Millosevich studierte Naturwissenschaften ab 1896 an der Universität von Rom. Ab 1896 war er Assistent von Giovanni Strüver in der Mineralogie der Universität. Er erhielt 1902 einen Lehrauftrag für Mineralogie. Dann ging er im Juni 1910 an das Institut für Höhere Studien nach Florenz, um am 20. Juni 1915 als ordentlicher Professor desselben Faches nach Rom zurückzukehren.

Eines seiner Forschungsinteressen war die morphologische Kristallographie, die Methoden der optischen und chemischen Bestimmung von Mineralien und Gesteinen, die Petrographie und chemische Mineralogie speziell. Zu seinen wissenschaftlichen Untersuchungen gehörten petrographische Studien des Feuerlandes (Argentinien) und in Italien die Mineralien des Piemont (insbesondere der radioaktiven von Lurisia), des Aostatal, des sizilianischen Zolfatare, des Puzzolan von Ischia, der Mineralien der Insel Elba und Giglio.

Von 1923 bis 1925 war er Generalinspekteur der Minen im Ministerium für Volkswirtschaft. Er wurde am 23. Oktober 1927 zum Rektor der Sapienza-Universität in Rom gewählt und blieb bis 1929 im Amt. 1934 wurde er zum Senator des Königreichs ernannt, wo er von 1941 bis zum Tode Präsident der italienischen Afrika-Kommission war.

Von 1938 bis 1939 war er Präsident der Accademia dei Lincei, wo er zum Mitglied des Präsidialamtes der Accademia d'Italia ernannt wurde.

  • Großer Beamter des Ordens der Krone von Italien.

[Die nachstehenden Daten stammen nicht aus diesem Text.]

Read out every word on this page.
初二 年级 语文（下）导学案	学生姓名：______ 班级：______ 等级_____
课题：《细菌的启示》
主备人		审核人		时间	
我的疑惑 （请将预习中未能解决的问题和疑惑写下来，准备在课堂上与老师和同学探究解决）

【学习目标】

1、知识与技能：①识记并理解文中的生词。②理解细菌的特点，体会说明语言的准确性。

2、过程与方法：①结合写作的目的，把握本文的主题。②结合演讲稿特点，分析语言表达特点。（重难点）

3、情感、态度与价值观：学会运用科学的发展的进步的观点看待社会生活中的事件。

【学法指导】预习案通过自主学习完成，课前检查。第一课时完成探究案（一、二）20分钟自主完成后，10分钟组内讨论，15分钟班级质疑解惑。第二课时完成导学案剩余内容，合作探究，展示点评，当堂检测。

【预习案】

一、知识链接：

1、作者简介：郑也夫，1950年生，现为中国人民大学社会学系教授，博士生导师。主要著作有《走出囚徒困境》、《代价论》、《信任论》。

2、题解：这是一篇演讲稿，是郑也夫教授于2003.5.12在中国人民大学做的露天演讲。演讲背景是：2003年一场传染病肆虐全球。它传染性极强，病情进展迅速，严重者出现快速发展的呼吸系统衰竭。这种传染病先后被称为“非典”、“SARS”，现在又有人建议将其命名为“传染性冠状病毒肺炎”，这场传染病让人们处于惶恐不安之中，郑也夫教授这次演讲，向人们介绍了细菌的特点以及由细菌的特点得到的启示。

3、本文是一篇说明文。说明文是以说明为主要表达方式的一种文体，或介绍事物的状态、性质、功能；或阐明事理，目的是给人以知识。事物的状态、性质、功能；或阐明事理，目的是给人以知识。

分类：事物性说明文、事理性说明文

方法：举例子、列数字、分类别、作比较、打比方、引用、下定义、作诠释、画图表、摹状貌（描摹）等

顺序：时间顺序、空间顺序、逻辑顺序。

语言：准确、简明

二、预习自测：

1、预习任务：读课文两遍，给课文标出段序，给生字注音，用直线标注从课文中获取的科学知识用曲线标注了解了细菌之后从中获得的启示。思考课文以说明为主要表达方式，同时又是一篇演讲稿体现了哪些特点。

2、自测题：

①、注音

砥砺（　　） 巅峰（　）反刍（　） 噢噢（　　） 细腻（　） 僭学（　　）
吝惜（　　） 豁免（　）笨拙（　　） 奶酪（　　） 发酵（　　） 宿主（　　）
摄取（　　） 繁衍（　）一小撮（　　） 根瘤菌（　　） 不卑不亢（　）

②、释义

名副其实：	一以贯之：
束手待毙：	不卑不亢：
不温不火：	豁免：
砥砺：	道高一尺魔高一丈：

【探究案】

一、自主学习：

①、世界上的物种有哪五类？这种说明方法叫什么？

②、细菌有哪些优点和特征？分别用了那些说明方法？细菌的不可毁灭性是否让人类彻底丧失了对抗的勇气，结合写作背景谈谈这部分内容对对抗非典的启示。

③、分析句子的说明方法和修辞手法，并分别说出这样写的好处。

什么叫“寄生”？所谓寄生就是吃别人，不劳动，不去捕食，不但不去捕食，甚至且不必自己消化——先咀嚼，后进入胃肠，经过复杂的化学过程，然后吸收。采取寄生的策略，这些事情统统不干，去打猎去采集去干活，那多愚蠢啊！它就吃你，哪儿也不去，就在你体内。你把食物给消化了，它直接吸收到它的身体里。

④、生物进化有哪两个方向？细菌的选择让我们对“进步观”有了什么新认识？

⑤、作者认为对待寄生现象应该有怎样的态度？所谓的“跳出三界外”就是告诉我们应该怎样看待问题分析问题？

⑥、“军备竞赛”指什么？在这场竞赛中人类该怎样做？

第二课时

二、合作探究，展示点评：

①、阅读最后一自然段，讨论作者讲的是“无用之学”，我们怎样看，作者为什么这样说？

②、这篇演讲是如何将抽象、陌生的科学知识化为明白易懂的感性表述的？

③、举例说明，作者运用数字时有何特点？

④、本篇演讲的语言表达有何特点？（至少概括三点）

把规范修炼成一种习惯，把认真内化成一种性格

Oktober 1930.
  • Großoffizier des Ordens der Heiligen Maurizio und Lazzaro. Mai 1939.
  • Ein Mineral wurde 1913 nach ihm "Millosevichit" genannt.

Literatur:

  • Millosevich, Federico. Studi sulle rocce vulcaniche di Sardegna. II. Le rocce di Uri, Olmedo, Ittiri, Putifigari e delle regioni adiacenti.
  • Millosevich, Federico. L'Istituto di Mineralogia della R. Universit di Roma. Publ.Istituto di Studi Romani, Roma, 1939.